CACHE [ LAZY ] TABLE table_name
  [ OPTIONS ( 'storageLevel' [ = ] value ) ] [ [ AS ] query ]

See Disk cache vs. Spark cache for the differences between disk caching and the Apache Spark cache.

Parameters

  • LAZY

    Only cache the table when it is first used, instead of immediately.

  • table_name

    Identifies the Delta table or view to cache. The name must not include a temporal specification. If the table cannot be found Databricks raises a TABLE_OR_VIEW_NOT_FOUND error.

  • OPTIONS ( ‘storageLevel’ [ = ] value )
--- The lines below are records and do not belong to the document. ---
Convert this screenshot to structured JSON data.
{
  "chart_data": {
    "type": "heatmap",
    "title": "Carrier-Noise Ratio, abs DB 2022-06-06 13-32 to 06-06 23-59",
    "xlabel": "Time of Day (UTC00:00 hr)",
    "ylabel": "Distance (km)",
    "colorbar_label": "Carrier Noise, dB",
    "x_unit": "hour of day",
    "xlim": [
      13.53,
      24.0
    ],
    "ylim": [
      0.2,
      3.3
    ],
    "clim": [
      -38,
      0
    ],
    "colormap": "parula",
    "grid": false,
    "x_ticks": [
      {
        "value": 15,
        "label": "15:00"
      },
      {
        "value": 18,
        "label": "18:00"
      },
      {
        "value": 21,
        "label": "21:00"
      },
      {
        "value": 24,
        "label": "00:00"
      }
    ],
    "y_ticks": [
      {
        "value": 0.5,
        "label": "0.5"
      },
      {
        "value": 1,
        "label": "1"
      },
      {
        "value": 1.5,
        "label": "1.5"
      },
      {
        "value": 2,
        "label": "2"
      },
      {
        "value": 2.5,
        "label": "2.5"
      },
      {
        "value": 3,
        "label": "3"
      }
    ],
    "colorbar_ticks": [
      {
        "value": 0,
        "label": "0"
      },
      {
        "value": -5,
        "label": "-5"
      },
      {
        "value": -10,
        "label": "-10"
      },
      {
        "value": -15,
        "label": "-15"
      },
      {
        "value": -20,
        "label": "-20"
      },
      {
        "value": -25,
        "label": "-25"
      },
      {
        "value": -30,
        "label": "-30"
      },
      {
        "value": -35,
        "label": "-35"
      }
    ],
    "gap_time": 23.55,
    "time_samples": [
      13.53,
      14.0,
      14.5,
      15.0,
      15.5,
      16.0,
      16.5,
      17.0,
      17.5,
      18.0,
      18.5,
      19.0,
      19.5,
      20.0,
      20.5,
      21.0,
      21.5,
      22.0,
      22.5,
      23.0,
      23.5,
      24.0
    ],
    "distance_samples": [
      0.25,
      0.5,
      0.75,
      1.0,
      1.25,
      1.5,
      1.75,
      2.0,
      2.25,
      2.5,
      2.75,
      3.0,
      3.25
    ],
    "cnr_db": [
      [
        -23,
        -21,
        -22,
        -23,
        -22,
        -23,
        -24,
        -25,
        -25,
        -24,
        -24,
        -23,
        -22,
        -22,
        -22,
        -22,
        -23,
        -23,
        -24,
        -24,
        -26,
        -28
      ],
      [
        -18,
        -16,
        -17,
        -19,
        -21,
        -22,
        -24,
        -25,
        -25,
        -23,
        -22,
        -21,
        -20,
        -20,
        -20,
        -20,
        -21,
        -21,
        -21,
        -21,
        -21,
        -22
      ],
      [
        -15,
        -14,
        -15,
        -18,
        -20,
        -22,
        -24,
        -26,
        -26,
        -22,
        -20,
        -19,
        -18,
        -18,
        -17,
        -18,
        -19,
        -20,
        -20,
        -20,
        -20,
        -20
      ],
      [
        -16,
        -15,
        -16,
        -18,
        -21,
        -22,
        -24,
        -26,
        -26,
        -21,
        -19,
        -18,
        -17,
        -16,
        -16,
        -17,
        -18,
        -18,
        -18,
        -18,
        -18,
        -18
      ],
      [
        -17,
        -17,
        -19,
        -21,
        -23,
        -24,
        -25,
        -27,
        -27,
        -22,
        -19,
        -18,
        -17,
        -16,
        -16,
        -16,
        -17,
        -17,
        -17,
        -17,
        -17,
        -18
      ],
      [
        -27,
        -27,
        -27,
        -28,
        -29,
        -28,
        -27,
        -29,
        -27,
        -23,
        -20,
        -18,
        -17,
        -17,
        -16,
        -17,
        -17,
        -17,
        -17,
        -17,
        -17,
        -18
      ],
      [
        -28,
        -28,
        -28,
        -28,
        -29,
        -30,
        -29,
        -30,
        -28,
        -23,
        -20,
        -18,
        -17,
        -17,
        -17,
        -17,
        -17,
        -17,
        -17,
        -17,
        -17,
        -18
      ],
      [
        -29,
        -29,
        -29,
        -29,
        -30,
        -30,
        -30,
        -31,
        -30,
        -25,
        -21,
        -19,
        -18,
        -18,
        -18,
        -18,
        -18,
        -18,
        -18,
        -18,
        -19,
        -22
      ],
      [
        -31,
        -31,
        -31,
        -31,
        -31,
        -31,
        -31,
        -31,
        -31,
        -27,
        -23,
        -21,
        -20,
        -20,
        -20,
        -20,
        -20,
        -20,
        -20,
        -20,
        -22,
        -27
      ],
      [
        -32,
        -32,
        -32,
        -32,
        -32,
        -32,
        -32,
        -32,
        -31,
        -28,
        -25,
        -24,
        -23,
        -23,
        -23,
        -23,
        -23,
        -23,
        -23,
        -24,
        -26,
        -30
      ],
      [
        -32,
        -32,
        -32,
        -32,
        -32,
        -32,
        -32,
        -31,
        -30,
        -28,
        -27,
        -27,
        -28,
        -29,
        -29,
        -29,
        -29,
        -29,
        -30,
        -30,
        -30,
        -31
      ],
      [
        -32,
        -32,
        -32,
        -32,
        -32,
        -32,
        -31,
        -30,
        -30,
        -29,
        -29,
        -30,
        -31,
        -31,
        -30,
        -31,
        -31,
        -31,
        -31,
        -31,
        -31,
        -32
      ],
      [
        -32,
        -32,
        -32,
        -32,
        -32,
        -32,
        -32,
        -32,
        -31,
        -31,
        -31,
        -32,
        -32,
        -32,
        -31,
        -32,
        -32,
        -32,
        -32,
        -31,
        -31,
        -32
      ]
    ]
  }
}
    OPTIONS clause with storageLevel key and value pair. A warning is issued when a key other than storageLevel is used. The valid options for storageLevel are:

    • NONE

      • DISK_ONLY

      • DISK_ONLY_2

      • MEMORY_ONLY

      • MEMORY_ONLY_2

      • MEMORY_ONLY_SER

      • MEMORY_ONLY_SER_2

      • MEMORY_AND_DISK

      • MEMORY_AND_DISK_2

      • MEMORY_AND_DISK_SER

      • MEMORY_AND_DISK_SER_2

      • OFF_HEAP

    An Exception is thrown when an invalid value is set for storageLevel. If storageLevel is not explicitly set using OPTIONS clause, the default storageLevel is set to MEMORY_AND_DISK.

  • query

    A query that produces the rows to be cached. It can be in one of following formats:

    • A SELECT statement

    • A TABLE statement

    • A FROM statement

Examples

> CACHE TABLE testCache OPTIONS ('storageLevel' 'DISK_ONLY') SELECT * FROM testData;